Amongst other things, the aim of going to study in a tertiary institution is to get that paper. The one that certifies that you are knowledgeable in whatever course you’ve enrolled for. But what happens when 300 students receive that same diploma/degree that you have and graduate along with you? Now that is just considering the students in your college or university. Let’s take that number and multiply it by the number of institutions which offer the same course you just graduated in. I don’t know what the exact figure is, but I do know that it is a lot.
How do you then set yourself apart from the other thousands of students who’ve got the same qualification as you? How do you make sure that your CV stands out and recruiters see you amongst all those who’ve got the same skills as you?
These are the two main questions I think you need to keep in mind while studying. Yes, the immediate need is to submit assignments on time and pass semester tests and exams. But what happens after all of that? According to Stats SA 430 000 people were unemployed in 2017 and 7.3% were graduates. This number of unemployed graduates is horrifying to be honest and begs the question of whether a tertiary qualification is necessary. That, however needs an entire article dedicated to it.
The simplest answer to these questions is this; you need to get involved in things than can assist you to develop your career outside of the formal structures of learning. Do not confine yourself to only learning in lecture halls, find learning and development opportunities separate outside of that. Tertiary institutions are actually structured in aa manner which is conducive to this learning and development. Campus itself is a community of various industries which can assist you in building yourself for after varsity.
Working on campus is a viable option to consider while you’re studying towards getting that paper. Campus radio and newspaper are great starting points for aspiring broadcasters. Do not despise small beginnings because you do not know what they can lead to. A Girl Boss like Hilisani Ravele’s campus radio experience has been a contributing factor to the success of her career. She has co-hosted shows on Power FM and 94.7 to name a few. Even if you do not become a broadcaster, being on radio or writing for the newspaper will develop your communication skills and give you invaluable experience.
Here’s a brief list of other developmental avenues to consider while studying:
- Internships and volunteer programs – these provide great work experience and also indicate how your able to balance school and work
- Involvement in SRC and campus societies – these will expose you to how the working world is like through the various seminar/events the society organizes. You can pick a society which is both social and purposeful; for example, being part of the student’s law society as a law student is rudimentary.
- Part-time work: retail stores/tutoring
- Campus work: tutoring/ radio/newspaper/ IT services – working on campus is great because you would have access to it easily. There are various services provided by the varsity/college to students which need student to work in them. For example; the IT department helps students with issue they have with their own laptops; these services administered by “student employees”.
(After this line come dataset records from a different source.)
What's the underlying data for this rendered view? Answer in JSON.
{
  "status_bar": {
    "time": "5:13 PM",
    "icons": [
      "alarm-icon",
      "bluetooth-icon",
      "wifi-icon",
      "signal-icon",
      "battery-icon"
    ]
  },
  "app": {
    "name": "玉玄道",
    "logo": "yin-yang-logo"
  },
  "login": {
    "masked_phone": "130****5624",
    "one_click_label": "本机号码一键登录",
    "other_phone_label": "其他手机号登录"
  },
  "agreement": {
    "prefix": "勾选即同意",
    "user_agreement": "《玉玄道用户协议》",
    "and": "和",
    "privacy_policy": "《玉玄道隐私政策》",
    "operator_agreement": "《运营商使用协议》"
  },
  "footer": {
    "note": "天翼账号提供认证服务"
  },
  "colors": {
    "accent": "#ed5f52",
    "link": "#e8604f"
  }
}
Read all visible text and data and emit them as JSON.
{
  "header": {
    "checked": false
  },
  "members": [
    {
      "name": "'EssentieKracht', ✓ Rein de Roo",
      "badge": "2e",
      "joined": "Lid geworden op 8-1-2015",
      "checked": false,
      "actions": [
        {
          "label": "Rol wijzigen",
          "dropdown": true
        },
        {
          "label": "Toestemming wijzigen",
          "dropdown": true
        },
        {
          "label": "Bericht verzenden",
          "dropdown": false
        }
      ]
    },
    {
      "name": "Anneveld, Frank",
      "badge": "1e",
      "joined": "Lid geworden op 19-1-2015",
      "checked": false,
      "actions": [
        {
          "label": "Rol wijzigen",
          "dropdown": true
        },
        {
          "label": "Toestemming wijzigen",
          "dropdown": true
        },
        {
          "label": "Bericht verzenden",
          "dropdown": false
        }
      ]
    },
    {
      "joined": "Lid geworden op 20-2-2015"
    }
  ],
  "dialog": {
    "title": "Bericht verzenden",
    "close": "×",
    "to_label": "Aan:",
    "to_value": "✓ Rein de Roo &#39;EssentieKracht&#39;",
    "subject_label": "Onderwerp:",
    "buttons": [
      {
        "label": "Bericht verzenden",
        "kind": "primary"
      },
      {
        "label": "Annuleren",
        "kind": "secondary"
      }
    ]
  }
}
See your qualification as the bare minimum requirement to getting a job and work towards making your CV stand out from the rest of the applicants’.
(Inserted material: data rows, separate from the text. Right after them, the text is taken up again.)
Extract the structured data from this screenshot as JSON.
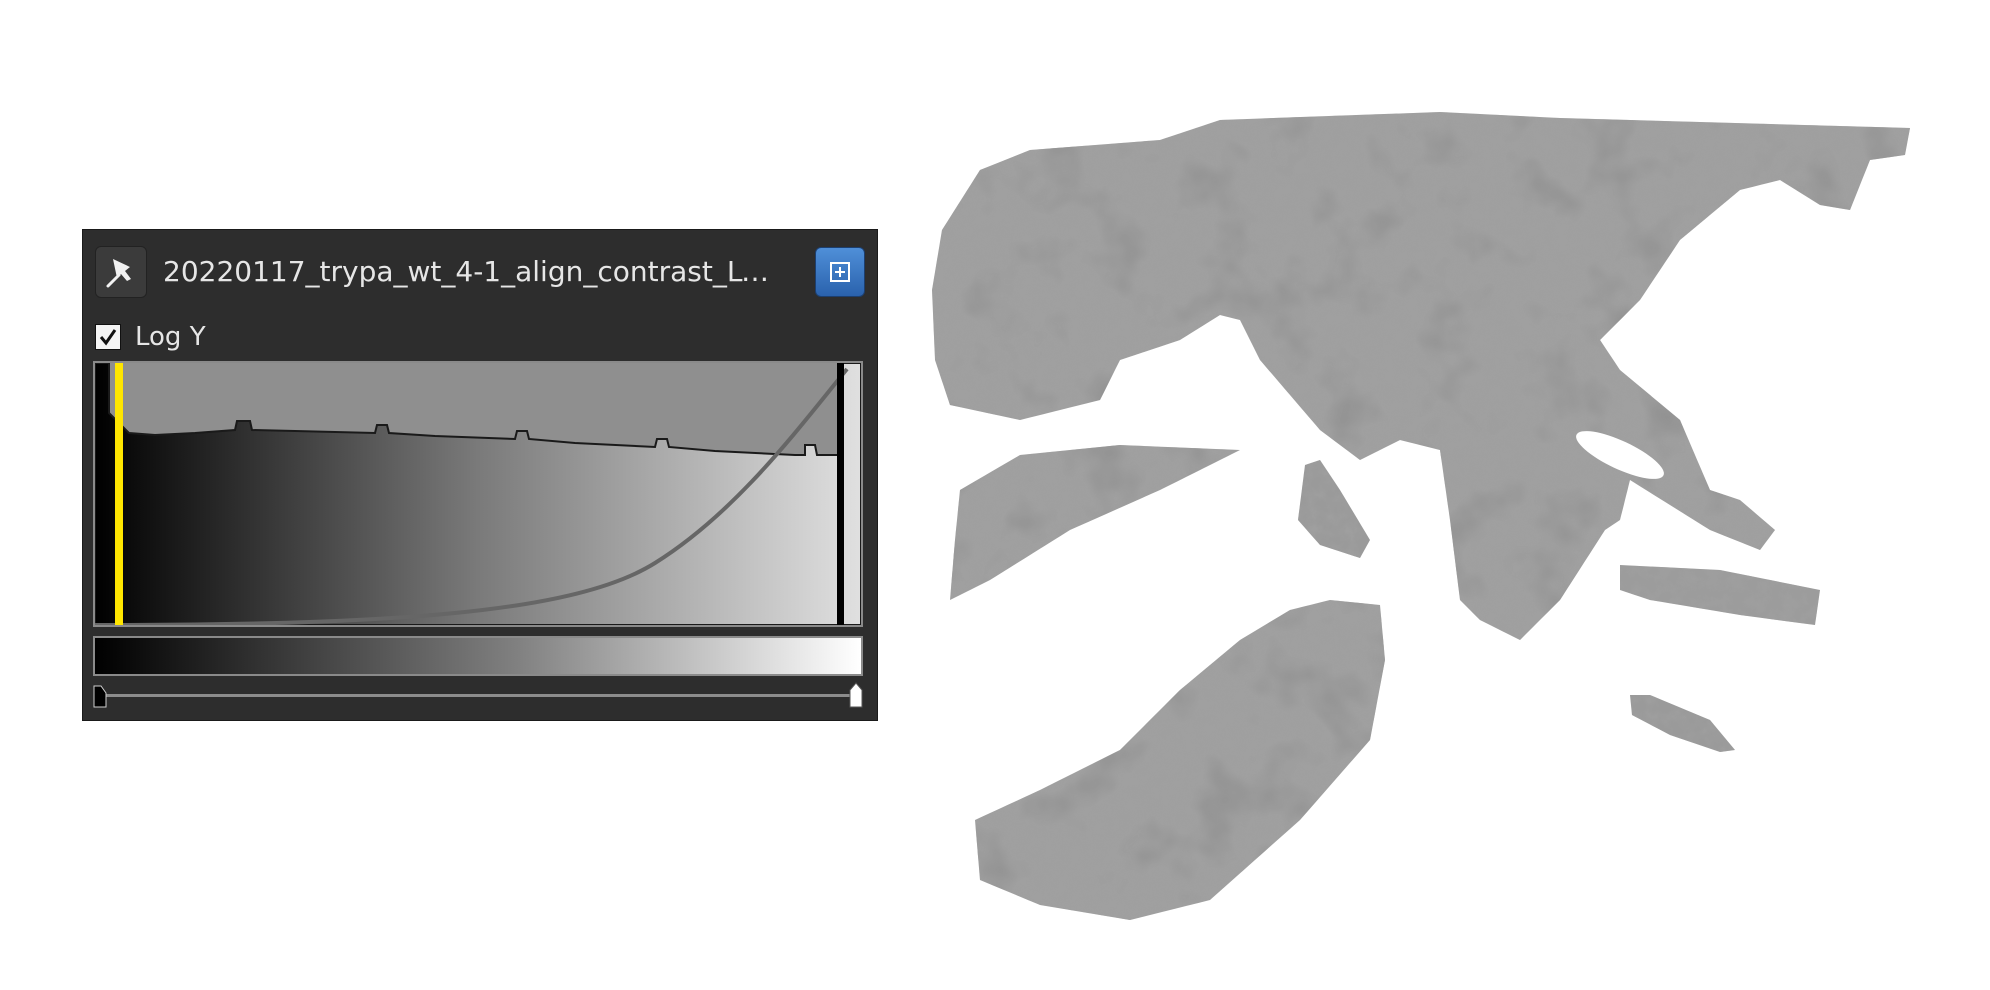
{
  "panel": {
    "title": "20220117_trypa_wt_4-1_align_contrast_LUT...",
    "log_y": {
      "label": "Log Y",
      "checked": true
    },
    "icons": {
      "pin": "pin-icon",
      "expand": "expand-icon",
      "check": "check-icon"
    },
    "colors": {
      "panel_bg": "#2d2d2d",
      "expand_button": "#3b78c4",
      "range_marker": "#ffe600",
      "opacity_curve": "#666666"
    },
    "range_min_fraction": 0.03,
    "range_max_fraction": 0.985,
    "range_slider": {
      "min_fraction": 0.0,
      "max_fraction": 1.0
    }
  },
  "render": {
    "description_icon": "volume-render"
  }
}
I unfortunately did not have the foresight while I was still in varsity regarding all of this. Do not buy into the dream that all you need is a qualification and for that reason, finding a job will be easy; because a rude awakening awaits. By the time I realised the importance of truly moulding my career while studying, I was halfway through my second year and only had about a year and a half to try and up my game. Had I known the importance of this from orientation week in 1st year, I would’ve been more proactive about giving myself a competitive advantage from the onset.